The integral is 1 irrespective of the value of k.

#### s97127

##### Member
I wrote this in the past but I have now forgotten how to solve it.
$\bg_white \int_{0}^{1}\log_{2}\left(\frac{\left(16^{\sqrt{x}}+k\cdot4^{\sqrt{x}}+4\right)\left(16^{1-\sqrt{x}}+k\cdot4^{1-\sqrt{x}}+4\right)}{\left(4^{\sqrt{x}}+k\cdot2^{\sqrt{x}}+4\right)\left(4^{1-\sqrt{x}}+k\cdot2^{1-\sqrt{x}}+4\right)}\right)dx=1$

Edit: I remember how to solve it now.
can you post the solution here?

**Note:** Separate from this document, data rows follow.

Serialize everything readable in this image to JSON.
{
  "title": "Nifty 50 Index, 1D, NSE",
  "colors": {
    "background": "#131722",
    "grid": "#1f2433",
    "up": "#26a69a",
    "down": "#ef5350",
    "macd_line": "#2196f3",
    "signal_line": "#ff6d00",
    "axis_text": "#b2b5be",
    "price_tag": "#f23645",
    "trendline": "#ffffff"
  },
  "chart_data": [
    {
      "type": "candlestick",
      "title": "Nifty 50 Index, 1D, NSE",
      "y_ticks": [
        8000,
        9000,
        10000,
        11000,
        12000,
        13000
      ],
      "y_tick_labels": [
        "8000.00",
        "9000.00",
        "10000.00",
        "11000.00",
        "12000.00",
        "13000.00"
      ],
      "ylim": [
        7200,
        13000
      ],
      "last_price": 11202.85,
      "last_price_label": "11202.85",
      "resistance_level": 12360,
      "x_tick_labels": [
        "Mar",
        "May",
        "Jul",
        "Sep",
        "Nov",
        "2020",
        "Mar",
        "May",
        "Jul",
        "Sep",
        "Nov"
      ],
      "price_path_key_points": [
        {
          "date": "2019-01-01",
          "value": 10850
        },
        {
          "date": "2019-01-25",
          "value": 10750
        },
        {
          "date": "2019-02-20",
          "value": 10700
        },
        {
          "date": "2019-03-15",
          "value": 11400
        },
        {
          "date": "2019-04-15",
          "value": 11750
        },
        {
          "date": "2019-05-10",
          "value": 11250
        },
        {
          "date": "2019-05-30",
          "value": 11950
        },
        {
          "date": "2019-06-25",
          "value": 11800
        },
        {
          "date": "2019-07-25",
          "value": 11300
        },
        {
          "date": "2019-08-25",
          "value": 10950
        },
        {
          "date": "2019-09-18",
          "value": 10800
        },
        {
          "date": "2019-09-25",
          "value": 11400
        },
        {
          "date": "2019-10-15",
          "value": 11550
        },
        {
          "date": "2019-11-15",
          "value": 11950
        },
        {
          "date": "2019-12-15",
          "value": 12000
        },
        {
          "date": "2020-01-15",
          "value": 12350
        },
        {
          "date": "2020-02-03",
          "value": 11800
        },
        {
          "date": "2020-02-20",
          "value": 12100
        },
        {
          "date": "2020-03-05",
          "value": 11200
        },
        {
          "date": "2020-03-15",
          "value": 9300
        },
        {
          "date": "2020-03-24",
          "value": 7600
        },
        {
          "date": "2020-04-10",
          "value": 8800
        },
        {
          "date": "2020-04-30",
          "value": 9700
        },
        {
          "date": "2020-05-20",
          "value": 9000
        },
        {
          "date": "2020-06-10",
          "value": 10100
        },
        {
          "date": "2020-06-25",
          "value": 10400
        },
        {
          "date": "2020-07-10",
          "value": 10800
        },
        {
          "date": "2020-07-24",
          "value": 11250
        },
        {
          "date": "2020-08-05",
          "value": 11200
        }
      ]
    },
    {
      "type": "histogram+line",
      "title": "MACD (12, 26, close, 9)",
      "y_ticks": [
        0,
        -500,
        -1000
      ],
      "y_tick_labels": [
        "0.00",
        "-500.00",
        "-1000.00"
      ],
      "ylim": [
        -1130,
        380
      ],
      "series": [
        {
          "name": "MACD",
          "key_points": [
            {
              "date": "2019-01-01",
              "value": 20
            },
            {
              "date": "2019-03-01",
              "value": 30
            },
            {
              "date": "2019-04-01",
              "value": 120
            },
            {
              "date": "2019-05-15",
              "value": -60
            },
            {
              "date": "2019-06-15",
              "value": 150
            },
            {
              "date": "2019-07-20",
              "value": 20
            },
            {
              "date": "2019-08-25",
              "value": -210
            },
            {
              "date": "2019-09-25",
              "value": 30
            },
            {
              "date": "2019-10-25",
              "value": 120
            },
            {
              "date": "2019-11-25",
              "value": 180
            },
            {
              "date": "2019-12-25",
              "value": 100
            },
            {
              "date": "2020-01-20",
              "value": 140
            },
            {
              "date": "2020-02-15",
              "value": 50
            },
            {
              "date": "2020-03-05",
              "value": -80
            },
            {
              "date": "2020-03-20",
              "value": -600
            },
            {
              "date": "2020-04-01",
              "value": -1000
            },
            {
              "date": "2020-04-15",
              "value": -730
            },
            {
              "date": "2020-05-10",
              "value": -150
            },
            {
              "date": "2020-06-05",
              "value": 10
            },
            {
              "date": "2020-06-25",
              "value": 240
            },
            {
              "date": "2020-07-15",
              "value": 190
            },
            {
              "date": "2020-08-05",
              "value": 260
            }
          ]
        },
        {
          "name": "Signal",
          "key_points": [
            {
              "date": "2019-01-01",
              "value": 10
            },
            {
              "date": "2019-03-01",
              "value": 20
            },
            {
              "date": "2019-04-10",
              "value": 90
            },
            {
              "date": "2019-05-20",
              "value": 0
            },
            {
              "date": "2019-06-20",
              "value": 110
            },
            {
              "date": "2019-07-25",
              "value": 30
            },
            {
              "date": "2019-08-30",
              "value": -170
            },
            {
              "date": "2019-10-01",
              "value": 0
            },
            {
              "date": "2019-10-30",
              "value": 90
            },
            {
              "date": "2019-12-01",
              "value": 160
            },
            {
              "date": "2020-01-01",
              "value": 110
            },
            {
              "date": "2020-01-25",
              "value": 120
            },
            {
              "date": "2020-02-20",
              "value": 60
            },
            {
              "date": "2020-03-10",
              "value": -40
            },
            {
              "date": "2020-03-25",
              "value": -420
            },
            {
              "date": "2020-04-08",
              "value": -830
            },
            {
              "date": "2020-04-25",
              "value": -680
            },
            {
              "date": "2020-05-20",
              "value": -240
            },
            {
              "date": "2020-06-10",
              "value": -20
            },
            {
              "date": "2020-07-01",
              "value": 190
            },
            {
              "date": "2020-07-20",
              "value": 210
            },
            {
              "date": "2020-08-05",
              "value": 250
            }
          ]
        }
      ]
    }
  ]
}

This gives me a headache for the last few days

#### Qeru

##### Well-Known Member
can you post the solution here? This gives me a headache for the last few days
Yeah lol, some factoring trick I imagine, or King Rule but I dont see how that is used.

#### stupid_girl

##### Active Member
can you post the solution here? This gives me a headache for the last few days
What tricks have you tried?

The following techniques are NOT required.
integration by parts
differentiation under the integral sign
hyperbolic function

#### s97127

##### Member
What tricks have you tried?

The following techniques are NOT required.
integration by parts
differentiation under the integral sign
hyperbolic function
I've tried all the techniques above. I think the problem will be solved by substituting x with another variable t and we got I + I = 2 so I = 1.
Am i on the right path?

#### stupid_girl

##### Active Member
By adjusting the coefficient of k to 1, you should be able to take out log_2 (2), which is just 1. Integrating dx from 0 to 1 gives you 1.

The remaining factors have the same structure and you can offset them by suitable substitution.